日本経済の底力 その1

「日本の失われた20年」というのは、ひょっとしたら「日本の進んだ20年」だったかもしれません。
昭和末期のバブル崩壊以来、絶好調の欧米や新興国経済を横目で見ながら、日本経済はもがき苦しんできました。
私は日本の不動産バブルとバブル崩壊の経験者なので「アメリカの不動産バブルは必ず潰れる」と言い続けてきました。
ただし実際に崩壊するまで10年かかったので「予言が当たった」とは自慢しにくいところがあります。

欧米経済よりも1周遅れて走っていたように見えた日本経済が、実は1周速く走っていたのです。
日本は他の国より20年も早くバブル崩壊を経験し、まさに「バブル崩壊の先進国」なのです。
欧米のバブルは2006年ごろからおかしくなっていたのですが、徐々に顕在化していったのが2007年。
そして2008年のリーマンショックは、その総決算ともいうべき現象で、これでハッキリとバブル崩壊が世界に認知されました。

「世界経済がいったいどうなっていくのか?」と先が見えないのが一番不安なのですが、日本のバブル崩壊後と同じような道をたどることが分かっているので、私たちには「先は見える」のです。
政治さえ邪魔しなければ、日本経済には底堅い力があります。
円高もあり、輸出企業にとっては厳しいものがありますが、円高のおかげで日本はインフレ(食料や身の回り品の値上げ)にならずにすんでいるのです。
円高不況のみが声高に叫ばれていますが、この円高を活用して、日本企業は静かに海外の同業企業をM&Aしていっています。
ハッと気がついたら、日本企業が世界シェアを大幅にアップしていたということになるような気がするのです。

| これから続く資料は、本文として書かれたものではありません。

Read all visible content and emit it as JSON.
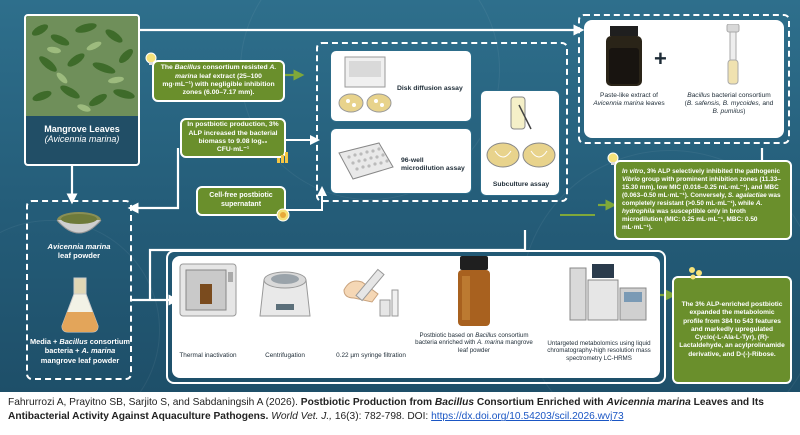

増税に政治生命をかけるという首相もいますが、同じかけるのなら「経費削減」にかけてもらい、増税しなくてもすむようにしてほしいものです。
「復興のために消費税をアップする」ではなく、むしろ復興まで消費税をゼロにしてもいいのではないかと思うのです。
仙台の友人の話を聞いていると、復興経済で景気は絶好調のようです。
経済が調子いいと、自ずと税金も増えるというのは実に当たり前の話なのです。
貧乏神をいつまでも日本に“のさばらせて”いてはいけないのです。